Re: Walmart Health: Just had a great dental visit this morning, which was preceded by helpful reminders from Epic, and…
Radiation Therapy Services, dba 21st Century Oncology, selects Sage Intergy for its 90 radiation therapy centers across 16 states.
The University of Wisconsin-Madison’s Center for Quality and Productivity Improvement takes a look at the effects of HIT tools on physician workflow in the outpatient setting, noting that previous studies have shown varied results. It’s a long read but here are a few conclusions worth noting:
- There is growing awareness that the analysis of workflow is necessary to ensure successful HIT implementation and to effect process improvement.
- When there’s a lack of integration of HIT into clinical workflow, quality and safety improvements suffer. HIT integration needs to support the cognitive work of the clinician and the workflows among organizations (e.g., between a clinic and community pharmacy), within a clinic, and within a visit.
- If HIT is to provide optimum performance, it must be designed to fit the specific context in which it will be used, specifically practice and patient types.
Core Solutions, which specializes in behavioral health software solutions, wins a contract to implement an EHR for 60 substance abuse providers affiliated with the Arkansas Office of Alcohol and Drug Abuse Prevention.
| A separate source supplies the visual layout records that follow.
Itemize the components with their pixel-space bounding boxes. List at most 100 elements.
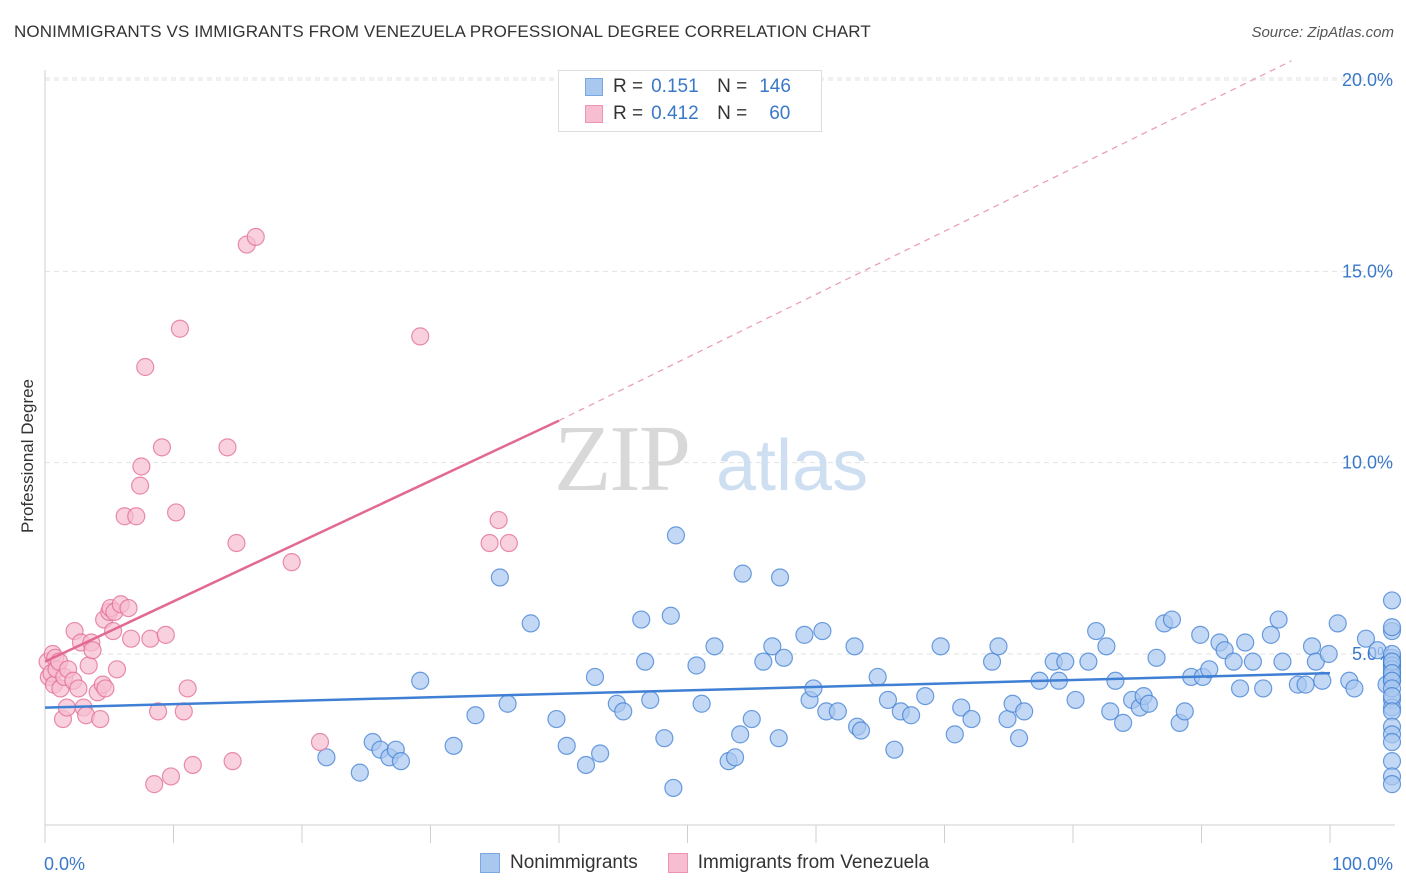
immigrant-point (119, 598, 138, 618)
trend-lines (44, 60, 1331, 709)
nonimmigrant-point (1147, 648, 1166, 667)
nonimmigrant-point (742, 709, 761, 729)
nonimmigrant-point (490, 568, 509, 587)
nonimmigrant-point (998, 709, 1017, 729)
legend-r-value: 0.412 (651, 103, 699, 124)
nonimmigrant-point (661, 606, 680, 625)
nonimmigrant-point (576, 755, 596, 775)
immigrant-point (218, 438, 237, 457)
immigrant-point (96, 679, 115, 698)
immigrant-point (223, 752, 242, 771)
nonimmigrant-point (878, 690, 898, 710)
nonimmigrant-point (774, 648, 793, 667)
nonimmigrant-point (521, 614, 540, 633)
immigrant-point (489, 510, 508, 530)
nonimmigrant-point (1139, 694, 1158, 713)
nonimmigrant-point (666, 526, 686, 545)
nonimmigrant-point (733, 564, 752, 583)
nonimmigrant-point (1273, 652, 1292, 671)
legend-swatch-immigrants (667, 853, 688, 873)
nonimmigrant-point (591, 744, 610, 763)
nonimmigrant-point (687, 656, 706, 675)
nonimmigrant-point (1269, 610, 1288, 629)
nonimmigrant-point (1302, 637, 1322, 656)
immigrant-point (499, 533, 518, 553)
immigrant-point (127, 507, 146, 526)
nonimmigrant-point (763, 637, 782, 656)
legend-n-value: 146 (759, 76, 791, 97)
immigrant-point (411, 327, 430, 346)
nonimmigrant-point (1382, 686, 1402, 706)
legend-n-label: N = (717, 103, 748, 124)
nonimmigrant-point (952, 698, 971, 717)
immigrant-point (246, 227, 265, 246)
legend-r-label: R = (613, 103, 644, 124)
nonimmigrant-point (1175, 702, 1194, 721)
nonimmigrant-point (795, 625, 814, 644)
legend-row-nonimmigrants: R = 0.151 N = 146 (585, 75, 791, 99)
nonimmigrant-point (1243, 652, 1263, 671)
nonimmigrant-point (444, 736, 463, 755)
nonimmigrant-point (585, 667, 605, 687)
series-legend: Nonimmigrants Immigrants from Venezuela (480, 852, 929, 874)
nonimmigrant-point (641, 690, 660, 710)
nonimmigrant-point (916, 686, 935, 706)
immigrant-point (161, 767, 181, 786)
nonimmigrant-point (635, 652, 655, 671)
legend-r-label: R = (613, 76, 644, 97)
nonimmigrant-point (1230, 679, 1250, 698)
nonimmigrant-point (845, 637, 864, 656)
nonimmigrant-point (1079, 652, 1098, 671)
nonimmigrant-point (411, 671, 430, 690)
nonimmigrant-point (1200, 660, 1219, 679)
legend-r-value: 0.151 (651, 76, 699, 97)
immigrant-point (145, 775, 164, 794)
immigrant-trend-extension (558, 60, 1292, 422)
watermark-atlas: atlas (716, 426, 868, 506)
y-tick-label: 15.0% (1342, 261, 1393, 281)
nonimmigrant-point (1056, 652, 1075, 671)
nonimmigrant-point (1328, 614, 1347, 633)
nonimmigrant-point (1382, 618, 1402, 637)
nonimmigrant-point (1236, 633, 1255, 652)
legend-swatch-nonimmigrants (480, 853, 500, 873)
legend-row-immigrants: R = 0.412 N = 60 (585, 102, 790, 126)
x-tick-label: 0.0% (44, 854, 85, 874)
legend-label-nonimmigrants: Nonimmigrants (510, 852, 638, 873)
nonimmigrant-point (962, 709, 981, 729)
source-label: Source: ZipAtlas.com (1251, 24, 1394, 41)
nonimmigrant-point (391, 752, 411, 771)
nonimmigrant-point (885, 740, 904, 759)
nonimmigrant-point (614, 702, 633, 721)
immigrant-point (480, 533, 499, 553)
immigrant-point (152, 438, 172, 457)
correlation-legend: R = 0.151 N = 146 R = 0.412 N = 60 (558, 70, 822, 132)
nonimmigrant-point (1382, 591, 1402, 610)
immigrant-point (148, 702, 168, 721)
nonimmigrant-point (754, 652, 773, 671)
immigrant-point (178, 679, 197, 698)
nonimmigrant-point (1356, 629, 1376, 648)
nonimmigrant-point (705, 637, 724, 656)
nonimmigrant-point (1106, 671, 1125, 690)
nonimmigrant-point (632, 610, 651, 629)
nonimmigrant-point (851, 721, 871, 740)
immigrant-point (79, 656, 98, 675)
nonimmigrant-point (1162, 610, 1182, 629)
watermark-zip: ZIP (554, 407, 689, 511)
nonimmigrant-point (982, 652, 1002, 671)
immigrant-point (282, 553, 301, 572)
nonimmigrant-point (769, 729, 788, 748)
nonimmigrant-point (466, 706, 485, 725)
legend-swatch-pink (585, 105, 603, 123)
watermark: ZIP atlas (554, 407, 868, 511)
x-tick-label: 100.0% (1332, 854, 1393, 874)
nonimmigrant-point (317, 748, 336, 767)
legend-label-immigrants: Immigrants from Venezuela (697, 852, 930, 873)
y-tick-label: 20.0% (1342, 70, 1393, 90)
immigrant-point (130, 476, 150, 495)
immigrant-point (170, 319, 190, 338)
nonimmigrant-point (1382, 702, 1402, 721)
immigrant-point (91, 709, 110, 729)
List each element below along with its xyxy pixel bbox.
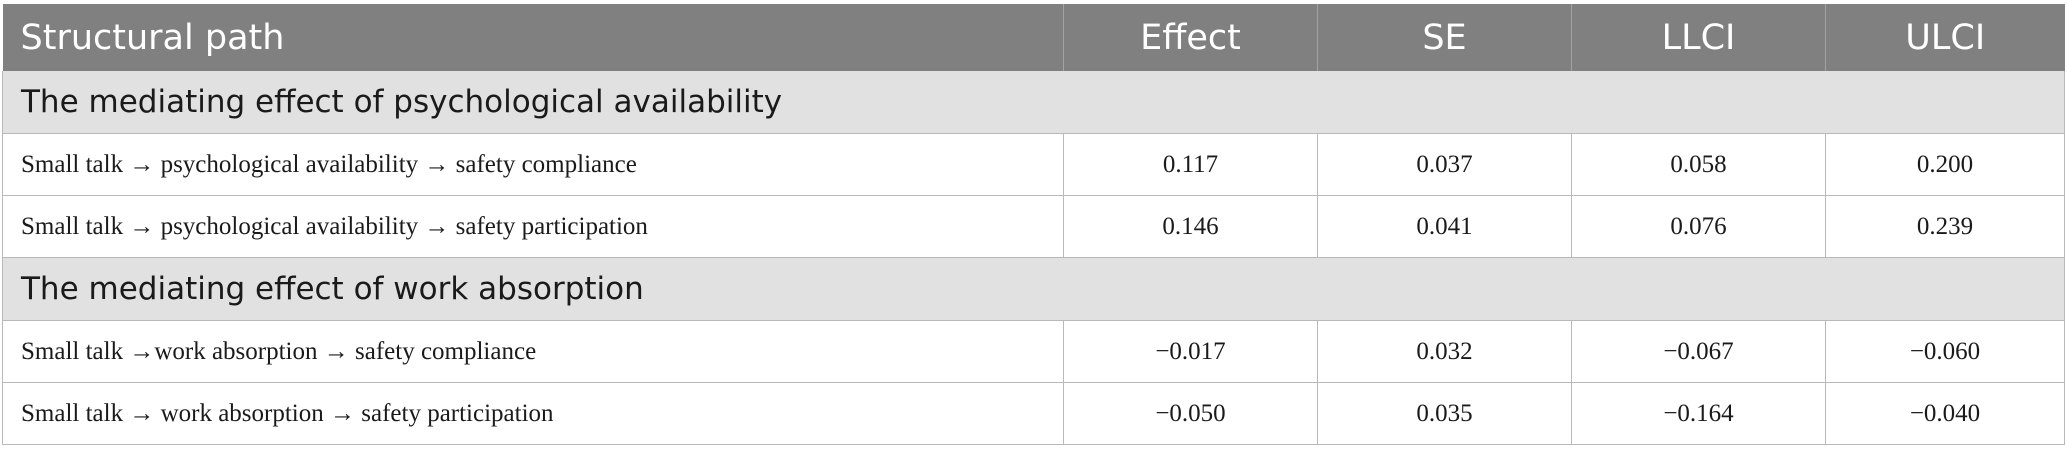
- effect-cell: −0.017: [1063, 320, 1318, 383]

I’m glad the elections are over, along with the annoying political commercials and even more annoying phone calls. Over the next few weeks look for the lame-duck Congress to patch pending Medicare cuts before the 30% payment reductions kick in.
From the International Journal of Medical Engineering and Informatics: self-management of chronic disease can improve patient health and reduce hospital visits, and, PHRs and the use of the Internet have the potential to help patients better manage their diseases. Too bad no one wants to use PHRs.
Start-up company Avvo announces it will expand its free online ranking services to include rankings of physicians. Avvo debuts with listings for over 800,000 doctors, drawn from public records and company research into doctors’ backgrounds and experience. Any predictions as to whether or not they’ll be able to filter out the retired/deceased/imprisoned physicians?
I happened upon this commentary by a couple of attorneys who specialize in negotiating HIT contracts between practices and vendors. They point out that one of the key services that RECs can provide is educating providers on HIT contracts, including some of the important provisions to minimize risk and to improve chances of achieving meaningful use:
RECs have the potential to serve as a valuable resource, especially for remote and underserved paper-based primary practices. However, RECs could be doing a disservice to physicians by failing to advise or provide them with essential EMR contract negotiation skills.
I was surfing YouTube today and noticed a recently posted series of videos highlighting a presentation by McKesson Sales National Sales VP Tammy Eden of the Physician Practice Solutions division. Each of the 10 clips are three to four minutes each and overview the final rules of the HITECH Act, the requirements for qualifying for Meaningful Use, and how to actually apply for reimbursement. The information is generic enough to be a great tool for anyone needing summary information, regardless of your EHR, and definitely worth a peek.
Your three conclusions about the adverse effects of many HIT tools on physician workflow in the outpatient setting should be obvious to every clinician struggling with the cumbersome clinical data interfaces used by many EHR and HIE platforms.
All three can be directly applied to the management of the results of the billions of annual patient diagnostic tests that are indispensable in providing high value patient care and are a key component of all electronic health records. Some 70 to 80 percent of the data contained in a medical record consists of laboratory records and results, and approximately 70 percent of clinical decision-making is based on or assisted by laboratory test results. (1)
Unfortunately, there is a major nationwide problem with electronic test results reporting that has not yet become part of the public discussion. Billions of federal dollars have been legislated for “meaningful” EHR use, the creation of 62 RECs and 17 Beacon Communities, Comparative Effectiveness Research and the Nationwide-HIN. However, both public and private sectors have continued to overlook the adverse cost, quality and safety effects of the flawed processes used to report diagnostic test results to physicians and patients.
The continued use of infinitely variable reporting formats that display results as fragmented, incomplete data is a classic example of what Dr. Karyon and Dr. Karsh describe as “the lack of integration of health IT into clinical workflow in a way that supports the cognitive work of the clinician and the workflows within a visit, within a clinic and among different organizations.”
Fortunately, as President Reagan famously noted, “There are simple solutions, just no easy solutions.” EHRs (and HIE and PHR platforms) can maximize test results data liquidity and interoperability by replacing the variable reporting formats and their fragmented, hard to read data with a standard reporting format. Such an simple interface redesign can display clinically integrated, easily read and shared information and can reduce the number of screens by up to 80 percent.
Ideally, the growing emphasis on HIT system usability and costs, quality and patient safety, together with increasing HIT market competition and the emergence of collaborative care application platforms will produce a modular, vendor-neutral solution of the test results reporting problem. Finally meeting this unmet clinical need would be a good way to begin enhancing the overall workflow and productivity value of all future generations of EHR, HIE and PHR platforms and lowering their cost.